Côté pratique donc, c'est moins euphorique. "Les procédures sont compliquées à mettre en place, personne n'assume le risque et nous sommes en première ligne".

"L'entreprise a mis en place des horaires décalés, avec certaines fois du travail de nuit"
, afin de limiter les délais tout en respectant les mesures sanitaires.

Complexité de la remise en route

Même constat chez Provence Aluminium. L'entreprise basée à Aubagne a mis à l'arrêt "100% des chantiers" pendant la crise, indique Alain Dousse.

"L'activité a repris, mais sur 60% des chantiers seulement," explique le chef d'entreprise. Dans certains cas, la distanciation d'un mètre n'est pas possible.
La coactivité inhérente au secteur du bâtiment, en particulier dans les chantiers de second oeuvre, est un frein important à la reprise totale l'activité.
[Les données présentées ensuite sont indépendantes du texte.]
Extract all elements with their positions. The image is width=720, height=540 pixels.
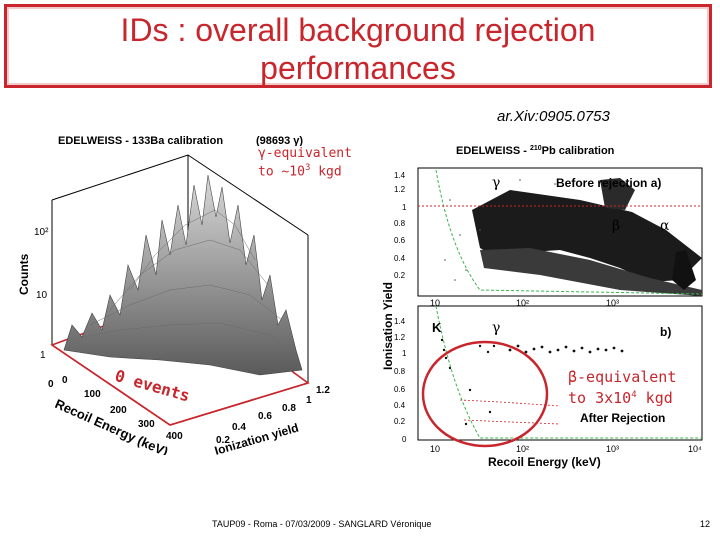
after-rejection-label: After Rejection — [580, 411, 665, 425]
bottom-y-tick-0.8: 0.8 — [394, 367, 406, 376]
z-tick-zero: 0 — [48, 379, 54, 390]
slide-title: IDs : overall background rejection perfo… — [7, 11, 709, 87]
gamma-note-exp: 3 — [304, 163, 311, 173]
bottom-y-tick-0.2: 0.2 — [394, 417, 406, 426]
before-rejection-label: Before rejection a) — [556, 176, 661, 190]
y-tick-0.2: 0.2 — [216, 435, 230, 446]
y-tick-1.2: 1.2 — [316, 385, 330, 396]
top-y-tick-0.2: 0.2 — [394, 271, 406, 280]
beta-equivalent-note: β-equivalent to 3x104 kgd — [568, 368, 677, 407]
beta-region-circle — [421, 340, 549, 448]
bottom-y-tick-1.2: 1.2 — [394, 333, 406, 342]
slide-title-box: IDs : overall background rejection perfo… — [4, 4, 712, 88]
bottom-x-tick-1000: 10³ — [606, 444, 619, 454]
top-green-guide — [435, 169, 703, 295]
x-tick-0: 0 — [62, 375, 68, 386]
bottom-x-tick-100: 10² — [516, 444, 529, 454]
arxiv-reference: ar.Xiv:0905.0753 — [497, 108, 610, 125]
bottom-y-tick-1.4: 1.4 — [394, 317, 406, 326]
y-tick-0.8: 0.8 — [282, 403, 296, 414]
left-plot-title: EDELWEISS - 133Ba calibration — [58, 135, 223, 147]
top-panel-sparse — [444, 179, 556, 281]
z-tick-1: 1 — [40, 350, 46, 361]
beta-note-exp: 4 — [631, 390, 637, 400]
bottom-y-tick-0.6: 0.6 — [394, 385, 406, 394]
gamma-label: γ — [492, 175, 500, 191]
bottom-y-tick-0.4: 0.4 — [394, 401, 406, 410]
beta-note-line-2: to 3x10 — [568, 389, 632, 407]
page-number: 12 — [700, 519, 711, 529]
right-yield-plot: EDELWEISS - 210Pb calibration Before rej… — [381, 145, 703, 469]
bottom-x-tick-10000: 10⁴ — [688, 444, 702, 454]
top-y-tick-1: 1 — [402, 203, 407, 212]
svg-text:EDELWEISS - 210Pb calibration: EDELWEISS - 210Pb calibration — [456, 145, 615, 157]
surface-mesh — [73, 209, 299, 358]
gamma-note-line-2: to ~10 — [258, 164, 305, 180]
bottom-x-ticks: 10 10² 10³ 10⁴ — [430, 444, 702, 454]
right-y-axis-label: Ionisation Yield — [381, 282, 395, 370]
x-tick-300: 300 — [138, 419, 155, 430]
bottom-x-tick-10: 10 — [430, 444, 440, 454]
y-tick-0.4: 0.4 — [232, 422, 246, 433]
top-x-tick-100: 10² — [516, 298, 529, 308]
top-y-tick-0.6: 0.6 — [394, 236, 406, 245]
bottom-y-tick-0: 0 — [402, 435, 407, 444]
top-y-tick-0.8: 0.8 — [394, 219, 406, 228]
top-y-tick-0.4: 0.4 — [394, 254, 406, 263]
beta-label: β — [612, 218, 620, 234]
top-x-ticks: 10 10² 10³ — [430, 298, 619, 308]
gamma-surface — [63, 174, 303, 376]
gamma-note-suffix: kgd — [310, 164, 342, 180]
top-x-tick-1000: 10³ — [606, 298, 619, 308]
gamma-note-line-1: γ-equivalent — [258, 146, 352, 161]
left-3d-plot: EDELWEISS - 133Ba calibration (98693 γ) … — [17, 135, 330, 455]
bottom-red-line — [459, 399, 561, 407]
beta-note-suffix: kgd — [636, 389, 673, 407]
gamma-equivalent-note: γ-equivalent to ~103 kgd — [258, 146, 352, 180]
bottom-green-guide — [435, 305, 702, 439]
right-title-suffix: Pb calibration — [542, 145, 615, 157]
right-title-prefix: EDELWEISS - — [456, 145, 530, 157]
gamma-label-b: γ — [492, 320, 500, 336]
z-tick-10: 10 — [36, 290, 48, 301]
right-x-axis-label: Recoil Energy (keV) — [488, 455, 601, 469]
top-panel-scatter — [472, 178, 702, 296]
x-tick-400: 400 — [166, 431, 183, 442]
bottom-y-ticks: 1.4 1.2 1 0.8 0.6 0.4 0.2 0 — [394, 317, 407, 444]
title-line-1: IDs : overall background rejection — [120, 12, 596, 48]
title-line-2: performances — [260, 50, 456, 86]
alpha-label: α — [660, 218, 670, 234]
top-x-tick-10: 10 — [430, 298, 440, 308]
y-tick-1: 1 — [306, 395, 312, 406]
bottom-y-tick-1: 1 — [402, 349, 407, 358]
beta-note-line-1: β-equivalent — [568, 368, 677, 386]
top-y-tick-1.4: 1.4 — [394, 171, 406, 180]
y-tick-0.6: 0.6 — [258, 411, 272, 422]
panel-b-label: b) — [660, 325, 671, 339]
top-y-tick-1.2: 1.2 — [394, 185, 406, 194]
k-label: K — [432, 320, 442, 335]
x-tick-200: 200 — [110, 405, 127, 416]
right-title-sup: 210 — [530, 145, 542, 152]
x-tick-100: 100 — [84, 389, 101, 400]
bottom-panel-points — [440, 338, 624, 426]
slide-footer: TAUP09 - Roma - 07/03/2009 - SANGLARD Vé… — [212, 519, 432, 529]
top-y-ticks: 1.4 1.2 1 0.8 0.6 0.4 0.2 — [394, 171, 407, 280]
z-axis-label: Counts — [17, 253, 31, 295]
z-tick-100: 10² — [34, 227, 49, 238]
left-plot-event-count: (98693 γ) — [256, 135, 303, 147]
"Plus de dix entreprises peuvent être amenées à travailler ensemble sur certains chantiers, avec des superpositions de tâches", explique Philippe Piantoni, président de la Fédération du bâtiment Provence-Alpes-Côte d'Azur. 

"Nous devons dans ces cas créer plus de surface afin de respecter les distanciations, ou modifier les plannings d'interventions, lorsque cela est possible", précise-t-il.

Le télétravail maintenu chez les maîtres d'ouvrages et les délais de livraison augmentés pour certaines fournitures ont aussi renforcé cette inertie, selon le président de la Fédération régionale du bâtiment

Les mesures sanitaires, frein à la rentabilité

Dans le secteur du bâtiment, "le taux de rentabilité est structurellement plutôt bas, de 2 et 3 %", explique le président de la Fédération régionale. La marge est donc faible, et le ralentissement dû à l'application des mesures sanitaires aura forcément un impact sur les bilans financiers. 

L'élaboration du guide de prévention du BTP permet la mise en oeuvre concrète des consignes et procédures sur les chantiers. Un protocole rassurant pour tous. Mais avec une conséquence directe : la hausse des surcoûts. 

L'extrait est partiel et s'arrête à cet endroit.